Dans un contexte dans lequel les locataires sont de plus en plus limités par des baux commerciaux, qui atténuent tout recours, les juges s’assurent toujours plus que les obligations du bailleur sont respectées et que le locataire puisse jouir paisiblement des locaux conformément à leur destination.
Par Me Thomas Mliczak, avocat au Barreau de Paris (Tmh Avocats)
Les décisions rendues récemment par la cour d’appel de Bordeaux (2 juillet 2025) et par la Cour de cassation (18 septembre 2025) confirment une tendance nette : l’obligation de délivrance du bailleur demeure intangible, et les juges se montrent de plus en plus exigeants dès lors que l’état des lieux loués ou leurs accessoires ne permettent plus une exploitation conforme.
La cour d’appel de Bordeaux a eu à examiner l’exploitation par un preneur d’une brasserie dans un centre commercial en nette déshérence : pannes de chauffage et de climatisation, défaut d’éclairage, dégradations récurrentes, problèmes d’assainissement, absence de sécurité, accumulation de détritus… Pendant trois ans, les constats d’huissier et les mises en demeure se sont succédés, sans amélioration notable. La cour rappelle alors un principe constant : les parties communes d’un centre commercial sont des accessoires nécessaires du local loué, dont la conservation et l’entretien conditionnent la jouissance normale du preneur.
Constatant un défaut d’entretien répété, elle retient la responsabilité du bailleur. Si la perte totale du fonds de commerce n’était pas démontrée – l’effondrement définitif intervenant seulement après la fermeture du centre par le nouveau propriétaire – la cour indemnise néanmoins la perte d’exploitation à hauteur de 20.000 €. Le contrôle est renforcé : la carence du bailleur sur l’entretien des parties communes suffit à caractériser un manquement à l’obligation de délivrance, même sans impossibilité totale d’exploiter.

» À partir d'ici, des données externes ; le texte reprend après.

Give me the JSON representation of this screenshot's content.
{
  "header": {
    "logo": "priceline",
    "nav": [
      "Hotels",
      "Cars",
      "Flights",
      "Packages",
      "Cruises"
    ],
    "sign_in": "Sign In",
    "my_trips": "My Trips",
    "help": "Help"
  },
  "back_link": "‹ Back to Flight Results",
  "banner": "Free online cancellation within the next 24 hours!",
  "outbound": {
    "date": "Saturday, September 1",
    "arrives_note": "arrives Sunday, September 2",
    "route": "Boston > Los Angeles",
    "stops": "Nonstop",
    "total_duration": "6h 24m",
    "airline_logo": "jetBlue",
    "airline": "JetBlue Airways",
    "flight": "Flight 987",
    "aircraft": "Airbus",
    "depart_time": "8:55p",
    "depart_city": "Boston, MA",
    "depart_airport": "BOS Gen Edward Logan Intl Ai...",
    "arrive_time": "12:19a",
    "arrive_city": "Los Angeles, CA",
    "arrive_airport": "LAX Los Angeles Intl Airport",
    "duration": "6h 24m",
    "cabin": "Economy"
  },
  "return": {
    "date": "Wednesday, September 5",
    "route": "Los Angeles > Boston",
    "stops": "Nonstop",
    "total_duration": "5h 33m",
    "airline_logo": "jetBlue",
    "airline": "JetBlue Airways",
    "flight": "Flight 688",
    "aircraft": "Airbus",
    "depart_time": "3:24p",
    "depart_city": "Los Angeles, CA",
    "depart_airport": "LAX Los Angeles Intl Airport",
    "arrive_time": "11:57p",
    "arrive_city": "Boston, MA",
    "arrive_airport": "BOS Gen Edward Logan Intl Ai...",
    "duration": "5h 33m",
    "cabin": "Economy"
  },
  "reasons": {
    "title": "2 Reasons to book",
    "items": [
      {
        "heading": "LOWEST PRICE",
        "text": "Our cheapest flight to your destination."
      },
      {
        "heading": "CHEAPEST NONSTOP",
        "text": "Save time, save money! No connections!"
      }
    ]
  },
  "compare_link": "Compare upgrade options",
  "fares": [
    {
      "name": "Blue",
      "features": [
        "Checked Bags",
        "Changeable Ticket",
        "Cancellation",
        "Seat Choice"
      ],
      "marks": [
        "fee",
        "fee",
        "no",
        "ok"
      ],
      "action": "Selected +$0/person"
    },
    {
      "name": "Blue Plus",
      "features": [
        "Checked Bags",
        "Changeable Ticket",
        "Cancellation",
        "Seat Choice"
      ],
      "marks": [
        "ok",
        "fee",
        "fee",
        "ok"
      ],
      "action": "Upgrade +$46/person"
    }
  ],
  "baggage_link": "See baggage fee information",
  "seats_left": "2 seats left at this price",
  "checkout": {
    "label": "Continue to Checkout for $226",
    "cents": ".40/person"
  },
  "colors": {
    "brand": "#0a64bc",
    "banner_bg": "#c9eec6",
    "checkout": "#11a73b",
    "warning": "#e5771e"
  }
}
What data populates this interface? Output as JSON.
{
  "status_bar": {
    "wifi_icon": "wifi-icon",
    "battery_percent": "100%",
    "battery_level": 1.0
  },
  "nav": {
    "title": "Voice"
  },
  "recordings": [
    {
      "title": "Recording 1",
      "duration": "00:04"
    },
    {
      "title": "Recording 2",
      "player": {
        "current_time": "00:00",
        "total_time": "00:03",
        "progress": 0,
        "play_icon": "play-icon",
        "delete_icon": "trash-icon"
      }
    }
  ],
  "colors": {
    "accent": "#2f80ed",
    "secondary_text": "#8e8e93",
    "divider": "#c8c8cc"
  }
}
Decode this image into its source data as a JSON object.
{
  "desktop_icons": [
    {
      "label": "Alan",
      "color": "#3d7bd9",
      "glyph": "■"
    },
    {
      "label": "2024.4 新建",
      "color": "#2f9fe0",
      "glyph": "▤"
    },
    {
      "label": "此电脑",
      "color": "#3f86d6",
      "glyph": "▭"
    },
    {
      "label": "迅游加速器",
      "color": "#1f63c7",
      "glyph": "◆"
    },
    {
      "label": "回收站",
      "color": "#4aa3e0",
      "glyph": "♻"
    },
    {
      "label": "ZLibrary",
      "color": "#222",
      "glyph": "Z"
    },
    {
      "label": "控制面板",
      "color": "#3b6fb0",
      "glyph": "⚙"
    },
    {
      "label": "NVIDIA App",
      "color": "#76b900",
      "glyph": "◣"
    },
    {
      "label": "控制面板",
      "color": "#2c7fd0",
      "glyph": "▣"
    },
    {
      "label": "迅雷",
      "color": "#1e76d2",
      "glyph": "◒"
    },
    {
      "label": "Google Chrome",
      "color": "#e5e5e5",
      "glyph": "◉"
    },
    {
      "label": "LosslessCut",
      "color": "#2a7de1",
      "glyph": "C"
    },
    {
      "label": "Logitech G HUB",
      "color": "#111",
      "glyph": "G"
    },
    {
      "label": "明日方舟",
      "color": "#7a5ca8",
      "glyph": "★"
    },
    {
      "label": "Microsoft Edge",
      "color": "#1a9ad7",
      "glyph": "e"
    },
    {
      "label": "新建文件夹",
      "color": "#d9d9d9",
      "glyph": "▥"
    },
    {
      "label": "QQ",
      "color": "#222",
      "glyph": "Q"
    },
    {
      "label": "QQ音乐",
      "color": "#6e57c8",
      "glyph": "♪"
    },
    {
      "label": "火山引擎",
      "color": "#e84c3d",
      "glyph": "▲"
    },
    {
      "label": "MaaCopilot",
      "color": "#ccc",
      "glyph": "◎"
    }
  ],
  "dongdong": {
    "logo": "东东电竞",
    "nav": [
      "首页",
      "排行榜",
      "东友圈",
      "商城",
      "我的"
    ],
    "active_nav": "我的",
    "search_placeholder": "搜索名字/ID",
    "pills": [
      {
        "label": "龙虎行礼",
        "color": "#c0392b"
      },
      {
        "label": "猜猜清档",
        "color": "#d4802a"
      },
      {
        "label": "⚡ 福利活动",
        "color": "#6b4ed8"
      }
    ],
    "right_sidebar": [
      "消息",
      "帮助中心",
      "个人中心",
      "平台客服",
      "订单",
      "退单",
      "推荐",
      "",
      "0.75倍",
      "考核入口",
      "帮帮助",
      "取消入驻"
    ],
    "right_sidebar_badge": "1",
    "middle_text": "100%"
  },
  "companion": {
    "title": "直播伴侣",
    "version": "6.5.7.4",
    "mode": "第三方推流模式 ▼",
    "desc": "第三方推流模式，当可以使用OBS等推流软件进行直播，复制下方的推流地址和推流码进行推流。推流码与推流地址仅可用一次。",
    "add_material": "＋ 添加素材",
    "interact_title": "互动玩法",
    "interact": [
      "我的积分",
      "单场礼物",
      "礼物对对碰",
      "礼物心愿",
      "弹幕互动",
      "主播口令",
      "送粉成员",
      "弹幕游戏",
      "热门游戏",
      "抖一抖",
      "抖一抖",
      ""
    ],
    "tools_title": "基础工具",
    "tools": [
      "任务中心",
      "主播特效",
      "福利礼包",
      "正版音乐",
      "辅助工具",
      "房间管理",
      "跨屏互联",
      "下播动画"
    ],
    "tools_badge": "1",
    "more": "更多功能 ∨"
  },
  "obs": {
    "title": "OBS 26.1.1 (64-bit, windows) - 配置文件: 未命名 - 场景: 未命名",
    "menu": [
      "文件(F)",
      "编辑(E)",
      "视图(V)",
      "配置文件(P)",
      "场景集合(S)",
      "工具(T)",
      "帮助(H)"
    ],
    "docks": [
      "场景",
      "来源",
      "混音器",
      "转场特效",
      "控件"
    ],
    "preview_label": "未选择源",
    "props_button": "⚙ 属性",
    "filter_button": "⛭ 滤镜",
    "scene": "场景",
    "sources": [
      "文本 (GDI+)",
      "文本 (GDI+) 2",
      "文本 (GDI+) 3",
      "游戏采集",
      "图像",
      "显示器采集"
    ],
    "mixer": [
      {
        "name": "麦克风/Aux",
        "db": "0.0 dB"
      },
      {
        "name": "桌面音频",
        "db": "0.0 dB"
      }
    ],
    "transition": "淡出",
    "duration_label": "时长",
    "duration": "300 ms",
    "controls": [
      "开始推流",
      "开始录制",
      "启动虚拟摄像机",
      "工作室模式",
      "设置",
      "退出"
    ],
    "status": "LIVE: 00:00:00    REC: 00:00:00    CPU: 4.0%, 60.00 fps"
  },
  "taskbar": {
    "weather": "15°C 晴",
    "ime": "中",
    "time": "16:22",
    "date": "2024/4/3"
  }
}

La Cour de cassation adopte une approche tout aussi rigoureuse. Elle réaffirme la portée de l’exception d’inexécution, dont beaucoup de locataires se prévalent pour ne plus régler les loyers dès qu’un défaut des locaux apparaît. Contrairement à ce qu’avait jugé l’arrêt d’appel, le preneur n’a pas à mettre en demeure son bailleur pour suspendre le paiement des loyers lorsque les locaux deviennent impropres à l’usage prévu. Dès lors que les désordres – en l’espèce, infiltrations et impossibilité d’exploitation – résultent d’un manquement du bailleur à ses obligations légales, l’article 1719 du Code civil fonde légitimement la suspension des loyers. Exiger une mise en demeure préalable, reviendrait à ajouter à la loi une condition qu’elle ne prévoit pas, ce que la Cour de cassation censure clairement.
Ces deux décisions convergent vers une même ligne directrice : la délivrance conforme n’est pas une obligation théorique, mais un véritable standard de performance imposé au bailleur pendant toute la durée du bail. Le défaut d’entretien des parties communes, l’inaction face à des désordres structurels ou la contestation infondée de préjudices avérés exposent le bailleur à une responsabilité certaine. Les juges accélèrent encore plus la mise à l’écart des clauses résolutoires lorsque les manquements du bailleur sont établis, ou à retenir l’exception d’inexécution même en l’absence de formalités particulières.
Le message est clair :
– l’obligation de délivrance se contrôle dans la durée ;
– les accessoires du local loué – notamment en centre commercial – sont indissociables de l’exploitation ;
– le preneur peut suspendre les loyers sans mise en demeure si l’usage est compromis ;
– la charge probatoire pèse sur le bailleur lorsqu’il invoque la perception d’une indemnité ou l’absence de préjudice.
En filigrane, ces décisions témoignent d’un durcissement en faveur de la jouissance paisible du preneur. À l’heure où les ensembles commerciaux vieillissent et se restructurent, l’attention portée à l’entretien, à la sécurité et à l’attractivité des lieux n’a jamais été aussi essentielle pour éviter une remise en cause des loyers… et de la relation contractuelle elle-même.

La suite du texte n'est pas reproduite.